Terry Pratchett's "Wee Free Men" in its original form has already been a wonderful appendix to the main Discworld book series, "Wee Free Men" being the first of the books written about Tiffany Aching, a young witch in-training and friend to the pictsies (think of drunken, thieving, fighting pixies with Scots accents; but never never never refer to them as "pixies" -- it would be safer to call the Librarian a "monkey"). As with all the best books written for a "young people" audience, the book is immensely enjoyable by an intelligent adult. Even in its original, text-only version it was a great pleasure, and now that enjoyment is enhanced thanks to the vivid, evocative illustrations in this new edition. I suppose it is impossible for an illustrator to exactly match the visual impressions already held by a reader, but Stephen Player does a good job at capturing the spirit of the thing. In several cases, the illustrations are cleverly integrated into the text, not presented merely as decorations.
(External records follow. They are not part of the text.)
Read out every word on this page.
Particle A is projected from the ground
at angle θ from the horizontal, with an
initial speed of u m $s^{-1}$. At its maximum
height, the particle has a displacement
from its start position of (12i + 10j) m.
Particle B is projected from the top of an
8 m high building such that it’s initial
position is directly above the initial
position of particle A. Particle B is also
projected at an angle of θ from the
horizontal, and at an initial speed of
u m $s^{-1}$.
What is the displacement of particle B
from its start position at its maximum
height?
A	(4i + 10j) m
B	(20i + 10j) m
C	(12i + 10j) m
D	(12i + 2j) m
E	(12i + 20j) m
If a reader is new to Discworld, this would be a good introduction (some of the later Discworld novels in the main series benefit from a previous familiariy with that peculiar world, although it does not delve into elephants on the back of a giant, space-swimming turtles; but a couple of popular characters from the main Discworld novels are on hand). And for long-time Discworld fans, it is simply a delight.

Editorial Review:

There's trouble on the Aching farm: monsters in the river, headless horsemen in the lane—and Tiffany Aching's little brother has been stolen by the Queen of Fairies. Getting him back will require all of Tiffany's strength and determination (as well as a sturdy skillet) and the help of the rowdy clan of fightin', stealin' tiny blue-skinned pictsies known as the Wee Free Men!

Master storyteller and gifted comic Terry Pratchett is at his best in the adventures of Tiffany Aching and her tiny blue allies. Their first irresistible story comes to life in this lavishly illustrated edition, perfect for fans old and new.